Crear desde el lenguaje tiene su paralelismo a crear desde la pintura: más allá de lo representado (en el caso que nos ocupa, casi siempre rostros), hay una serie de elementos plásticos que son exclusivos de la disciplina. Mark Rothko —por poner un ejemplo de pintor que también era un magnífico escritor— lo explicaba con absoluta precisión en sus manuscritos: “La plasticidad [en pintura] se logra mediante una sensación de movimiento, tanto hacia el interior de la tela como fuera en el espacio anterior a la superficie del cuadro. En realidad, el artista invita al espectador a realizar un viaje dentro del ámbito de la tela: éste debe moverse con las formas del artista, hacia dentro y hacia fuera, por debajo y por encima, en diagonal y en horizontal. […] Este viaje constituye el esqueleto, el marco de la idea; debe ser, por sí mismo, suficientemente interesante, sólido y estimulante”. O, dicho de otro modo: la plástica es la forma “natural” que tiene la pintura de trascenderse.
Quizá por eso los retratos interesan tanto a Masllorens: porque son la única parte del cuerpo que siempre se muestra desnuda. Teóricos como Jean-Luc Nancy dedicaron ensayos enteros a la cuestión del rostro: según el filósofo francés, la mirada del retrato no se reduce al ojo que mira aislado del resto de la figura, sino que es la figura al completo la que da la mirada. Se trata de una forma de autonomía que sólo se da en la pintura de rostros. En palabras de Nancy: “La autonomía formal de la figura compromete a la autonomía del sujeto que se da en ella y como ella, como la interioridad del lienzo sin profundidad y, en consecuencia, también como la autonomía de la pintura que, ella sola, hace aquí el alma. La persona, efectivamente, está en el cuadro”.
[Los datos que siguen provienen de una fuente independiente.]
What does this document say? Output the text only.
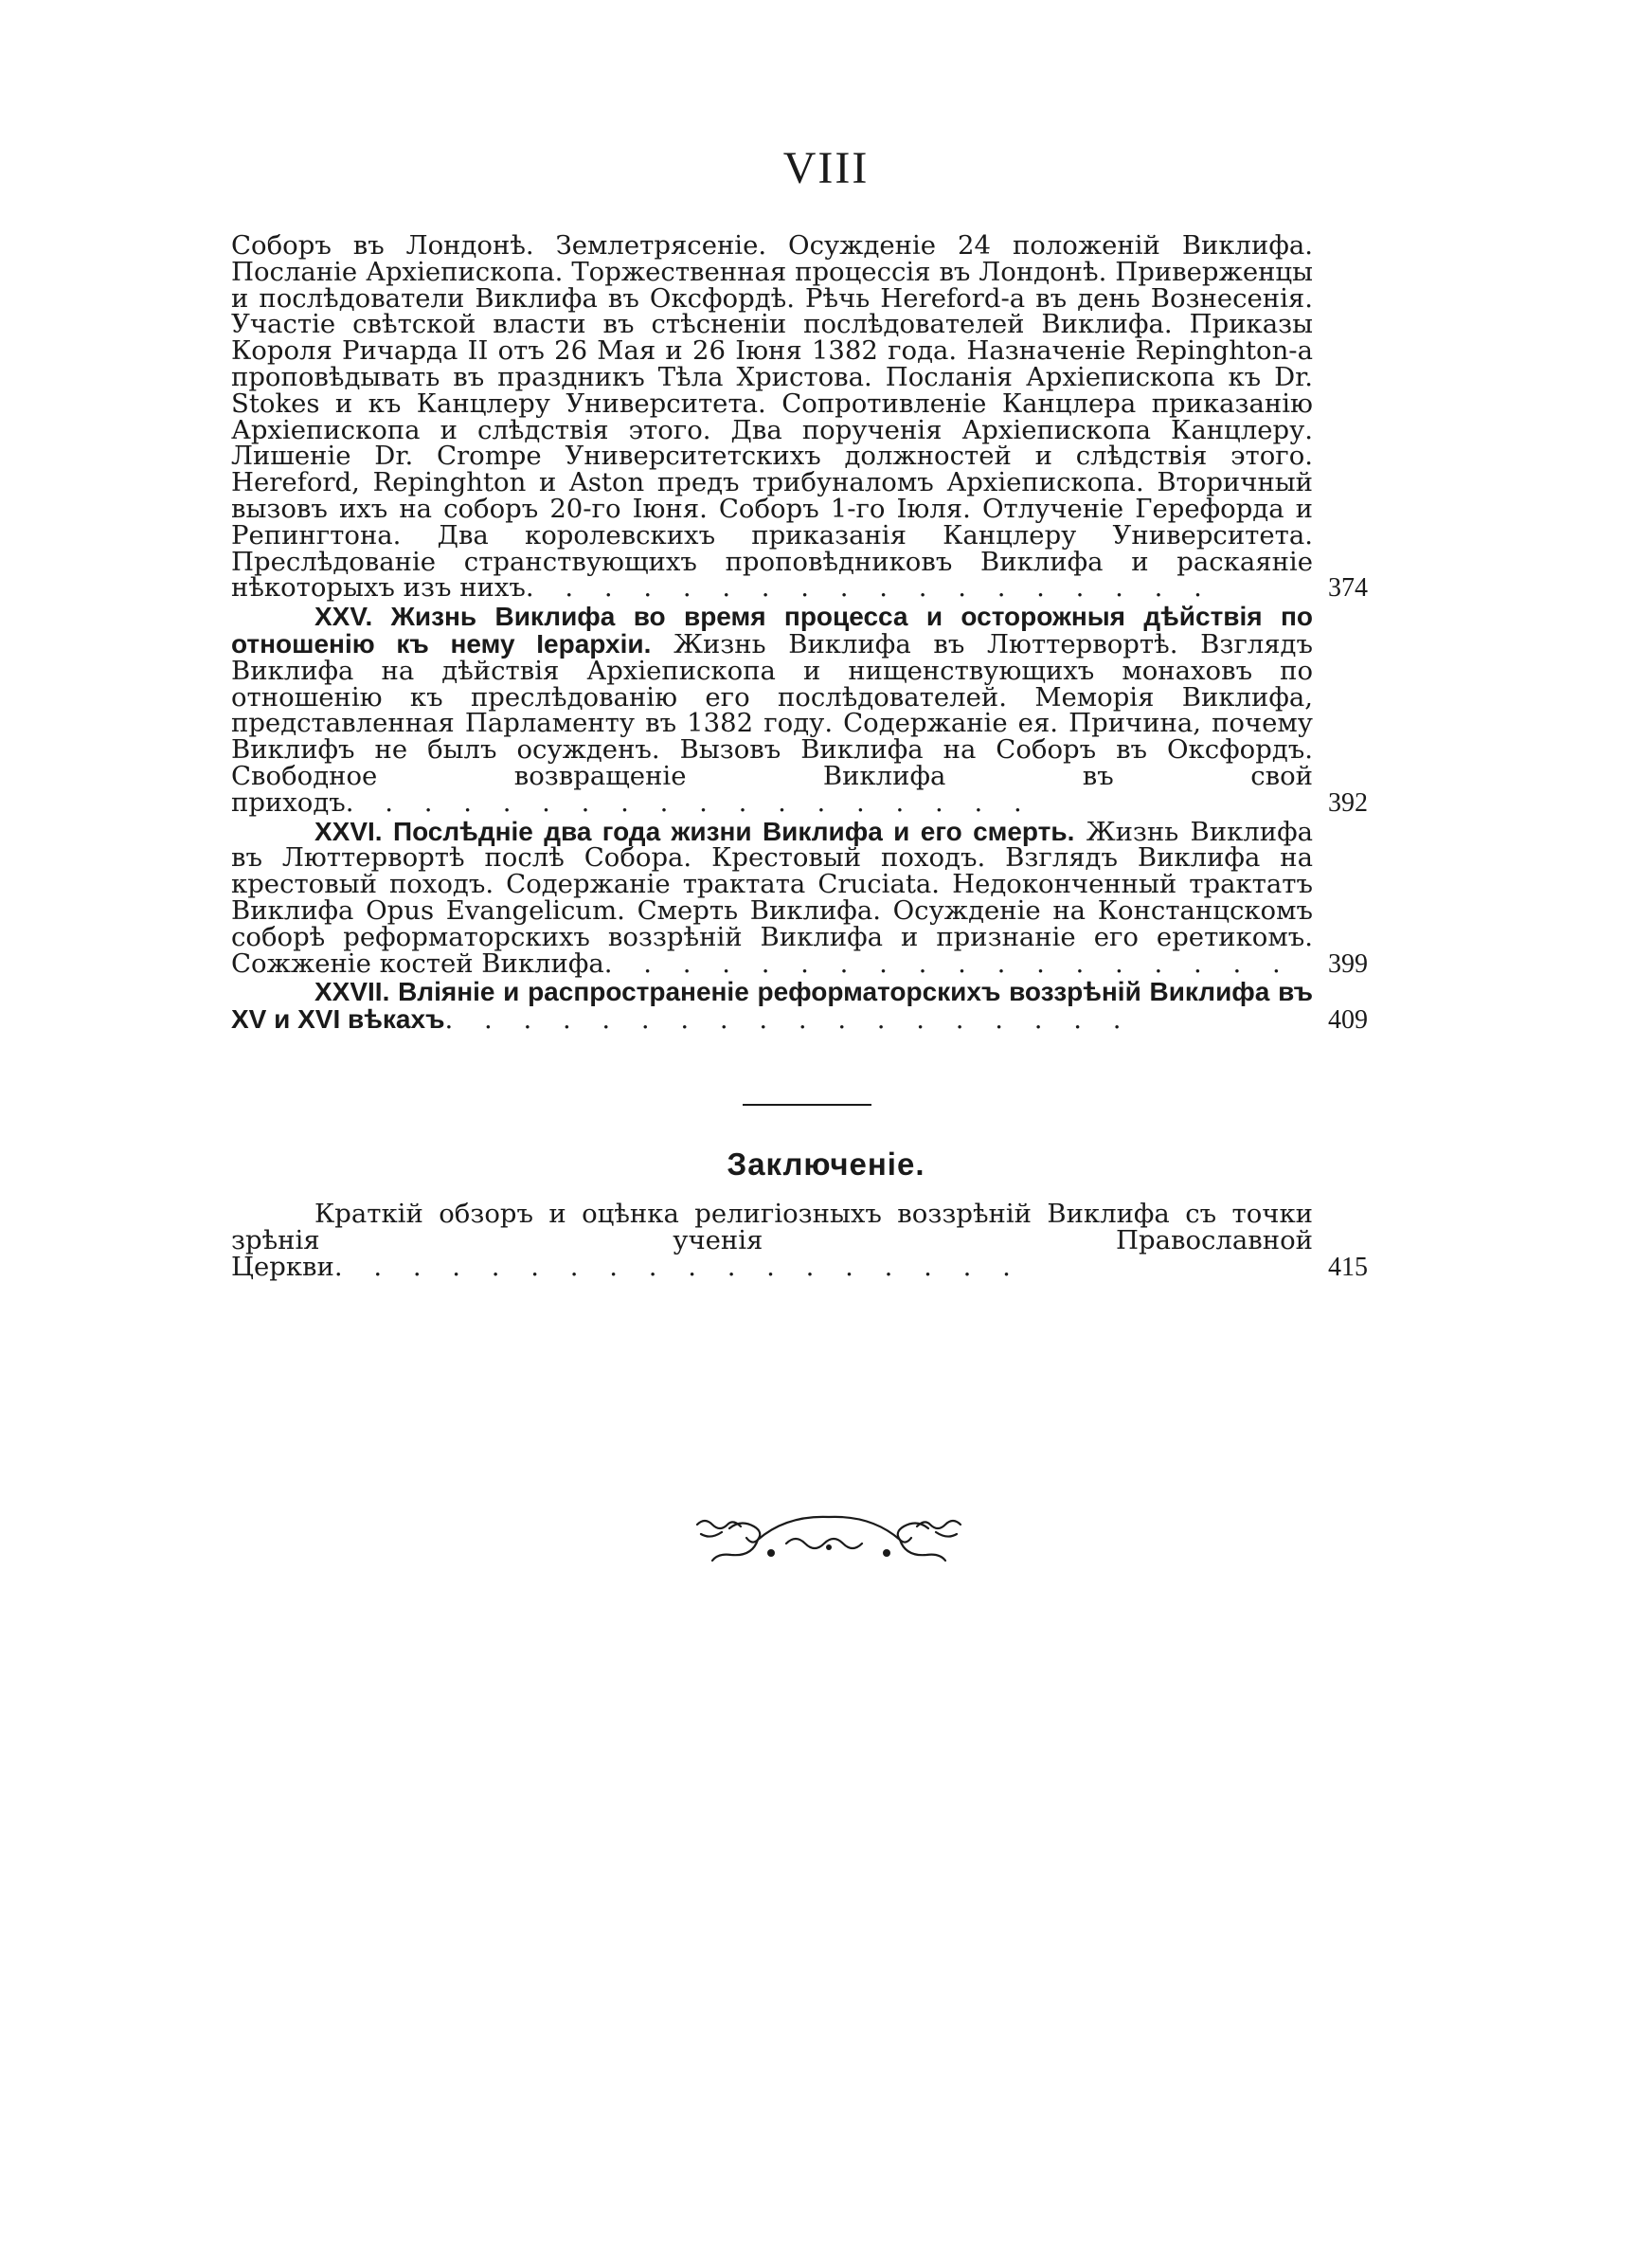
VIII
Соборъ въ Лондонѣ. Землетрясеніе. Осужденіе 24 положеній Виклифа. Посланіе Архіепископа. Торжественная процессія въ Лондонѣ. Приверженцы и послѣдователи Виклифа въ Оксфордѣ. Рѣчь Hereford-а въ день Вознесенія. Участіе свѣтской власти въ стѣсненіи послѣдователей Виклифа. Приказы Короля Ричарда II отъ 26 Мая и 26 Іюня 1382 года. Назначеніе Repinghton-а проповѣдывать въ праздникъ Тѣла Христова. Посланія Архіепископа къ Dr. Stokes и къ Канцлеру Университета. Сопротивленіе Канцлера приказанію Архіепископа и слѣдствія этого. Два порученія Архіепископа Канцлеру. Лишеніе Dr. Crompe Университетскихъ должностей и слѣдствія этого. Hereford, Repinghton и Aston предъ трибуналомъ Архіепископа. Вторичный вызовъ ихъ на соборъ 20-го Іюня. Соборъ 1-го Іюля. Отлученіе Герефорда и Репингтона. Два королевскихъ приказанія Канцлеру Университета. Преслѣдованіе странствующихъ проповѣдниковъ Виклифа и раскаяніе нѣкоторыхъ изъ нихъ. . . . . . . . . . . . . . . . . .	374
XXV. Жизнь Виклифа во время процесса и осторожныя дѣйствія по отношенію къ нему Іерархіи. Жизнь Виклифа въ Люттервортѣ. Взглядъ Виклифа на дѣйствія Архіепископа и нищенствующихъ монаховъ по отношенію къ преслѣдованію его послѣдователей. Меморія Виклифа, представленная Парламенту въ 1382 году. Содержаніе ея. Причина, почему Виклифъ не былъ осужденъ. Вызовъ Виклифа на Соборъ въ Оксфордъ. Свободное возвращеніе Виклифа въ свой приходъ. . . . . . . . . . . . . . . . . .	392
XXVI. Послѣдніе два года жизни Виклифа и его смерть. Жизнь Виклифа въ Люттервортѣ послѣ Собора. Крестовый походъ. Взглядъ Виклифа на крестовый походъ. Содержаніе трактата Cruciata. Недоконченный трактатъ Виклифа Opus Evangelicum. Смерть Виклифа. Осужденіе на Констанцскомъ соборѣ реформаторскихъ воззрѣній Виклифа и признаніе его еретикомъ. Сожженіе костей Виклифа. . . . . . . . . . . . . . . . . . 399
XXVII. Вліяніе и распространеніе реформаторскихъ воззрѣній Виклифа въ XV и XVI вѣкахъ. . . . . . . . . . . . . . . . . .	409
Заключеніе.
Краткій обзоръ и оцѣнка религіозныхъ воззрѣній Виклифа съ точки зрѣнія ученія Православной Церкви. . . . . . . . . . . . . . . . . .	415
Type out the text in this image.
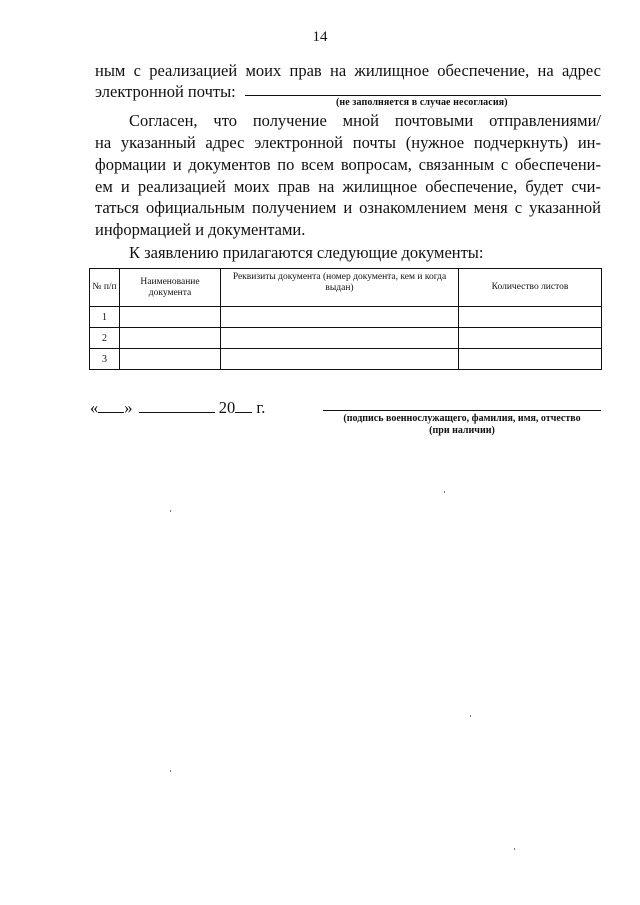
14
ным с реализацией моих прав на жилищное обеспечение, на адрес
электронной почты:
(не заполняется в случае несогласия)
Согласен, что получение мной почтовыми отправлениями/
на указанный адрес электронной почты (нужное подчеркнуть) ин-
формации и документов по всем вопросам, связанным с обеспечени-
ем и реализацией моих прав на жилищное обеспечение, будет счи-
таться официальным получением и ознакомлением меня с указанной
информацией и документами.
К заявлению прилагаются следующие документы:
№ п/п	Наименование документа	Реквизиты документа (номер документа, кем и когда выдан)	Количество листов
1			
2			
3			
« »	20 г.
(подпись военнослужащего, фамилия, имя, отчество
(при наличии)
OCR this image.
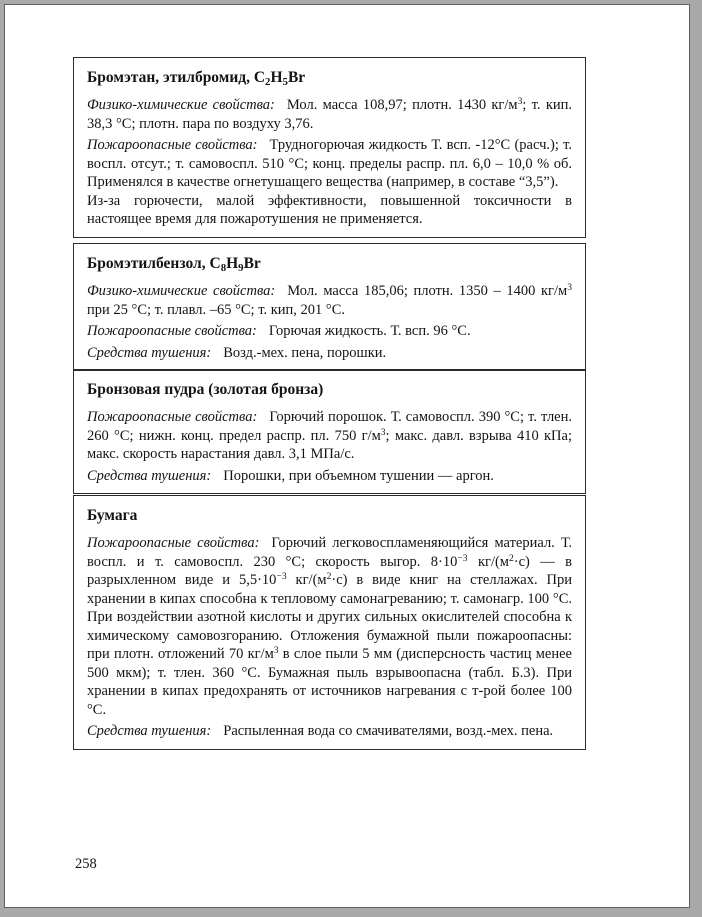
Бромэтан, этилбромид, $C_2H_5Br$

Физико-химические свойства: Мол. масса 108,97; плотн. 1430 $кг/м^3$; т. кип. 38,3 °С; плотн. пара по воздуху 3,76.

Пожароопасные свойства: Трудногорючая жидкость Т. всп. -12°С (расч.); т. воспл. отсут.; т. самовоспл. 510 °С; конц. пределы распр. пл. 6,0 – 10,0 % об. Применялся в качестве огнетушащего вещества (например, в составе “3,5”).

Из-за горючести, малой эффективности, повышенной токсичности в настоящее время для пожаротушения не применяется.

Бромэтилбензол, $C_8H_9Br$

Физико-химические свойства: Мол. масса 185,06; плотн. 1350 – 1400 $кг/м^3$ при 25 °С; т. плавл. –65 °С; т. кип, 201 °С.

Пожароопасные свойства: Горючая жидкость. Т. всп. 96 °С.

Средства тушения: Возд.-мех. пена, порошки.

Бронзовая пудра (золотая бронза)

Пожароопасные свойства: Горючий порошок. Т. самовоспл. 390 °С; т. тлен. 260 °С; нижн. конц. предел распр. пл. 750 $г/м^3$; макс. давл. взрыва 410 кПа; макс. скорость нарастания давл. 3,1 МПа/с.

Средства тушения: Порошки, при объемном тушении — аргон.

Бумага

Пожароопасные свойства: Горючий легковоспламеняющийся материал. Т. воспл. и т. самовоспл. 230 °С; скорость выгор. $8\cdot 10^{-3}$ $кг/(м^2\cdot с)$ — в разрыхленном виде и $5,5\cdot 10^{-3}$ $кг/(м^2\cdot с)$ в виде книг на стеллажах. При хранении в кипах способна к тепловому самонагреванию; т. самонагр. 100 °С. При воздействии азотной кислоты и других сильных окислителей способна к химическому самовозгоранию. Отложения бумажной пыли пожароопасны: при плотн. отложений 70 $кг/м^3$ в слое пыли 5 мм (дисперсность частиц менее 500 мкм); т. тлен. 360 °С. Бумажная пыль взрывоопасна (табл. Б.3). При хранении в кипах предохранять от источников нагревания с т-рой более 100 °С.

Средства тушения: Распыленная вода со смачивателями, возд.-мех. пена.

258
Conversar con Lídia Masllorens te reconcilia con la práctica de la pintura y te pone en valor elementos que hoy, por los motivos que sea, han perdido credibilidad, empezando por la plástica de la que hablaba Rothko, pero pasando también por las distintas formas de temporalidad dilatada (este tiempo de la pintura tan diferente al de la vorágine digital), la intuición, el azar y el accidente o, en definitiva, todas las imágenes de la fragilidad extrema que nos acaban definiendo como signos caligráficos —rostros sólo insinuados— de una contundencia tan acentuada como efímera. El eco de la batalla que Masllorens libra en cada obra es lo que nos llega a través de todos y cada uno de sus trabajos.